The report doesn’t drop too many surprises. The correspondent banking system is feeling the strain of broader trends, notably around compliance costs and risk tolerance. Part of this might be the “bigger-is-better” and “one-size-fits-all” model running its course. As such, rather than seeing a more integrated, interconnected network, we’re seeing just the opposite, where the large correspondents are limiting the number of relationships they maintain over time.
As the report explains:
Banks have traditionally maintained broad networks of correspondent banking relationships, but there are growing indications that this situation might be changing. In particular, some banks providing these services are reducing the number of relationships they maintain and are establishing few new ones. The impact of this trend is uneven across jurisdictions and banks. As a result, some respondent banks are likely to maintain relationships, whereas others might risk being cut off from international payment networks. This implies a threat that cross-border payment networks might fragment and that the range of available options for these transactions could narrow.

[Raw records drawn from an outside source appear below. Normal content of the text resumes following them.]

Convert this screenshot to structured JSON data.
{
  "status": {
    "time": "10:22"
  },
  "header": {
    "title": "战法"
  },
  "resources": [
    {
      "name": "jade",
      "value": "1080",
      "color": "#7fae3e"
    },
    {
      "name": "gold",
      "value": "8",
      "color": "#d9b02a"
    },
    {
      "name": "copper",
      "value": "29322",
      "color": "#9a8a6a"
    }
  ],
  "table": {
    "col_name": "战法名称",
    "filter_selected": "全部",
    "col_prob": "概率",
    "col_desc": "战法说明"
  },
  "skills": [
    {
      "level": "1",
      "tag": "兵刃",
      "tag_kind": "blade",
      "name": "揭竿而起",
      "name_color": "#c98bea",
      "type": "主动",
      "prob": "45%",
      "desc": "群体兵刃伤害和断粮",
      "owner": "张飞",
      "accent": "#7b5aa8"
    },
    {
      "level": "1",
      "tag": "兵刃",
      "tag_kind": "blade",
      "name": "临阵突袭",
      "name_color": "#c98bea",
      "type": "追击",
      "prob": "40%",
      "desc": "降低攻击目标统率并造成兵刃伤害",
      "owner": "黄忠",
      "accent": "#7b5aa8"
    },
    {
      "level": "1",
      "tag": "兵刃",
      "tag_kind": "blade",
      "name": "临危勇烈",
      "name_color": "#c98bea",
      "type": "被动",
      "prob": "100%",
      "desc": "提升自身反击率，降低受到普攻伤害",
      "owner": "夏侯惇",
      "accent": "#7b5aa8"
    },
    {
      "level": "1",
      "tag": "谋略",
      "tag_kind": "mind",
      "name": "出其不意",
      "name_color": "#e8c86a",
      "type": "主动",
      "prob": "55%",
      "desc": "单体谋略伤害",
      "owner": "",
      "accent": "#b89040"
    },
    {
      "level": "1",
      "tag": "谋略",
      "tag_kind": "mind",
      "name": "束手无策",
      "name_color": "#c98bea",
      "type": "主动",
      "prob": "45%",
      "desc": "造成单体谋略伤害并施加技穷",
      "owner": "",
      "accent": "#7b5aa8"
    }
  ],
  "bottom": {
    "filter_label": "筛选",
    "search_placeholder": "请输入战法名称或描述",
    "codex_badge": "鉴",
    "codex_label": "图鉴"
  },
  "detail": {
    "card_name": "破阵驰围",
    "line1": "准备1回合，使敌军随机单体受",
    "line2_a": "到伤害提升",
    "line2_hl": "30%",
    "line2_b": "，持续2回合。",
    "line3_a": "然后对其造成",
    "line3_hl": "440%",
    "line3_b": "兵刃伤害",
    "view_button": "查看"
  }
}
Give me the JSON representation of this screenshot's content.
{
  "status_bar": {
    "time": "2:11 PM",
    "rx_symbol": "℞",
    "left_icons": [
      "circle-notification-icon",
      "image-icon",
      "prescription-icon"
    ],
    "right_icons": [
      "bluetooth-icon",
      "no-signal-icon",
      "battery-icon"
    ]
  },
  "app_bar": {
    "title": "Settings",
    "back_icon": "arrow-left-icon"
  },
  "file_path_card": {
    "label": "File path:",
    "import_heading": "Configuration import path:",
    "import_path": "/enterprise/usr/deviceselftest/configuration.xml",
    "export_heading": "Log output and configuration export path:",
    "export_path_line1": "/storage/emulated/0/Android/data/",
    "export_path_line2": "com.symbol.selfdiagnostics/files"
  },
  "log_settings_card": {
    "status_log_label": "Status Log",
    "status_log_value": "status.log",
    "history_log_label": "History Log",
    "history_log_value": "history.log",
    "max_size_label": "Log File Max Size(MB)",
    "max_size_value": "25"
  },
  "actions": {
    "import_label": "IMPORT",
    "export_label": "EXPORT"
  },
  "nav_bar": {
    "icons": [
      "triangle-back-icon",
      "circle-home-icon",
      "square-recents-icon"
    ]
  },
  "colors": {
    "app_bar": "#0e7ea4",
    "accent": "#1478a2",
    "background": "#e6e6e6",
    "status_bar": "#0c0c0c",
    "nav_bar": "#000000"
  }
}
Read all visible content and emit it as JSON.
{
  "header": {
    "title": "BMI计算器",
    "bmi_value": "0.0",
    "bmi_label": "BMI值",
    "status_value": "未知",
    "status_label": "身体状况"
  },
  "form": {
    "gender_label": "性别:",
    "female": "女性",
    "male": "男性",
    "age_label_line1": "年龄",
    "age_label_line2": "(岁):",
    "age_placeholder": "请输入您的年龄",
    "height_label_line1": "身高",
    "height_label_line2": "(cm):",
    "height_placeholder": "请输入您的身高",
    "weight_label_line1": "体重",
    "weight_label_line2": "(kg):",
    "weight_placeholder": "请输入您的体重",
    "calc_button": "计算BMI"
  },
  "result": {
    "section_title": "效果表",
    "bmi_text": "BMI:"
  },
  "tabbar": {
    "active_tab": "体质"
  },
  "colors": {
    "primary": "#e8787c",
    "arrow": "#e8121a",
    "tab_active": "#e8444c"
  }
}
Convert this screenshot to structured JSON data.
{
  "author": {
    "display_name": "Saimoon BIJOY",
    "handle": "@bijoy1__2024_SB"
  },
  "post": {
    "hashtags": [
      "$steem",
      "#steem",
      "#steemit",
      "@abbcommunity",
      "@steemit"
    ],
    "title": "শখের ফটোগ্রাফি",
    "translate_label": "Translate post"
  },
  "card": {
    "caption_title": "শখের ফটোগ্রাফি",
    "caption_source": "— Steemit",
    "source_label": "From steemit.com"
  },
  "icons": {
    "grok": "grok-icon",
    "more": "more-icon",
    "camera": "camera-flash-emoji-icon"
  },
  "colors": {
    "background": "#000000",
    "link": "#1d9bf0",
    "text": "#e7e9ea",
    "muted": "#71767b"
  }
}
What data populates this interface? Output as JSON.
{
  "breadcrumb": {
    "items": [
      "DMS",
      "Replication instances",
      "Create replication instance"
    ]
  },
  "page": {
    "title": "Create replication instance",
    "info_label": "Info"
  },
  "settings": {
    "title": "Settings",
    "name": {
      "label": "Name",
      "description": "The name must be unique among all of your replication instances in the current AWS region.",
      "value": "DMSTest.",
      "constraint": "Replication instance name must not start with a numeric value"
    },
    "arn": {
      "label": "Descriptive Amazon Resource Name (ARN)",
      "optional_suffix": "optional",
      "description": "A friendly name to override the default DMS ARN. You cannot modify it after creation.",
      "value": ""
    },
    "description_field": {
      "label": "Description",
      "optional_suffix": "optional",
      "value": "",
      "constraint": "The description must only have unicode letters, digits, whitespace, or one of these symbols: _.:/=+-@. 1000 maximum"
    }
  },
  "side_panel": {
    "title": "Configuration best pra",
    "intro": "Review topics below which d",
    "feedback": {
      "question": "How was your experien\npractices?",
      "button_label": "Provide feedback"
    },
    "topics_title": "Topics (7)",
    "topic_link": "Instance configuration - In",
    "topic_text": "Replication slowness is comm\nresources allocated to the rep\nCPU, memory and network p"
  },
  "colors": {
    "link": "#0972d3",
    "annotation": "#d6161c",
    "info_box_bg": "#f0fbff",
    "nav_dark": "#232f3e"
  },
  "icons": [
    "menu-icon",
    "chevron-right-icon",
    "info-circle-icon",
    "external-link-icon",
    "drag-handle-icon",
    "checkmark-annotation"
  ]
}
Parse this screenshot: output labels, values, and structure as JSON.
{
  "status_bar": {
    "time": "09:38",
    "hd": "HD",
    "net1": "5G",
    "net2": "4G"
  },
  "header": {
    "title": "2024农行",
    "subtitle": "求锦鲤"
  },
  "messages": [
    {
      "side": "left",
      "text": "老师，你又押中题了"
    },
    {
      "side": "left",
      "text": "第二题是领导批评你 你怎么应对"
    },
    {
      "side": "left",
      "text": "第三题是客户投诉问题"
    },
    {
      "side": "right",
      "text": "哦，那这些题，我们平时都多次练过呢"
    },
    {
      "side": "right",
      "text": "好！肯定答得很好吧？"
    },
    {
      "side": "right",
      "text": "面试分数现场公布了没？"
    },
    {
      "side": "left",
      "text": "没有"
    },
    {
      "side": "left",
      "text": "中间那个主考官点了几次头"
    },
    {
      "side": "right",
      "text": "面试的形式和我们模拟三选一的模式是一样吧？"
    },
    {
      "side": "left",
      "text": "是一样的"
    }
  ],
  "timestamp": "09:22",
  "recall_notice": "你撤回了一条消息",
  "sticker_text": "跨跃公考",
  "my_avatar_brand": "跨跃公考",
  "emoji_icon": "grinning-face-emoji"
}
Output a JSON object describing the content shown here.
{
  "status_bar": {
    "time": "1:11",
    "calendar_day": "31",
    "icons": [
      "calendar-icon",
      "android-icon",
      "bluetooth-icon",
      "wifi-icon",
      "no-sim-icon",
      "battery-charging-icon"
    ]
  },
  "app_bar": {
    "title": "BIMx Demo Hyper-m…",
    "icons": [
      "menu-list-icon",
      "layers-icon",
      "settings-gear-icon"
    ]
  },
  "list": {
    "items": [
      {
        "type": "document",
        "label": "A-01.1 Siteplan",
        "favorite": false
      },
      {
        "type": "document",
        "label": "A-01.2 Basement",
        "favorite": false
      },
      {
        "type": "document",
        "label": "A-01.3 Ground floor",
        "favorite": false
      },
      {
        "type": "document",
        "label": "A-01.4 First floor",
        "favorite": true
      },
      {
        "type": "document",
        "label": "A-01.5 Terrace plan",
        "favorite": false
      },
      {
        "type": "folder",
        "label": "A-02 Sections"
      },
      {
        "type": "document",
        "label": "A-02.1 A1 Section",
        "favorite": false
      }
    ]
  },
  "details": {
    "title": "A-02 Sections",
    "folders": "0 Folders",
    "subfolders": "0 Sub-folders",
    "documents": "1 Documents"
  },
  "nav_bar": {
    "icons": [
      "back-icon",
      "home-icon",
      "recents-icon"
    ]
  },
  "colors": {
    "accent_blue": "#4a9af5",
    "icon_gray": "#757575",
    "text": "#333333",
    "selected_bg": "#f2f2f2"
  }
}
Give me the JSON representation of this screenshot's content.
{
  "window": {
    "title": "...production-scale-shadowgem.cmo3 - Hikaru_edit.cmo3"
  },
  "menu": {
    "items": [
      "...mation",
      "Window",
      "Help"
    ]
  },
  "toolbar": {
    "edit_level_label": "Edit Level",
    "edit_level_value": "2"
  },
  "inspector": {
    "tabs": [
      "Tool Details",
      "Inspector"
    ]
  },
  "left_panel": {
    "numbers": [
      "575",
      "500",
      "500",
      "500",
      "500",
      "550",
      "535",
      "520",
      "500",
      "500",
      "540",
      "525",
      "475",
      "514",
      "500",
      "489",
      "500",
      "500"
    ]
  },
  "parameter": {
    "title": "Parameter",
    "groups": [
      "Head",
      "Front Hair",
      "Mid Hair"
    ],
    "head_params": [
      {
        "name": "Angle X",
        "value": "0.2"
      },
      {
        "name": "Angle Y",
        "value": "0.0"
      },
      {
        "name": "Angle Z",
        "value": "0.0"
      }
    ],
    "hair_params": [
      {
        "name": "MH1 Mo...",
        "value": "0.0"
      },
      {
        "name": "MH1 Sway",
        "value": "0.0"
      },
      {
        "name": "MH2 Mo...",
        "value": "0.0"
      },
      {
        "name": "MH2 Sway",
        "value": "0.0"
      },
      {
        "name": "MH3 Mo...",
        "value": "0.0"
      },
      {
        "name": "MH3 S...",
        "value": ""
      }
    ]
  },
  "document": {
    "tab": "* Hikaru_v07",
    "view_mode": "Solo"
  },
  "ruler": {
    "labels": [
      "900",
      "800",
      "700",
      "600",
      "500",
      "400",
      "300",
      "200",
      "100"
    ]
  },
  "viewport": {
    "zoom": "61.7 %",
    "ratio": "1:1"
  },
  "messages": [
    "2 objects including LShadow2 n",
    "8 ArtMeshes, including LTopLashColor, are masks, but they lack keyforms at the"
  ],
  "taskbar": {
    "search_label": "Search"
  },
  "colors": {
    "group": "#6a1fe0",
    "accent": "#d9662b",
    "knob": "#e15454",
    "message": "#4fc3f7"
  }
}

In a sense, the report describes the arrival of some sort of peak correspondent banking scenario, which the CPMI chalks down to a more stringent regulatory environment and an “increased sensitivity to the risks associated with correspondent banking.” The victims of this contraction are bit players, partners and corridors that don’t produce sufficient volumes, exist in jurisdictions perceived as extra risky or serve customers that are difficult to KYC. The result is that whole regions are getting cut out of the global payments network completely.
The report offers various recommendations for mitigating these costs, such as employing smarter KYC tools, broader use of legal entity identifiers (LEIs), information-sharing programs, and more efficient messaging standards. But while these measures will help mitigate these issues, the CPMI admits that “members are aware and would like to stress that, in isolation, these technical measures will not resolve all such issues.”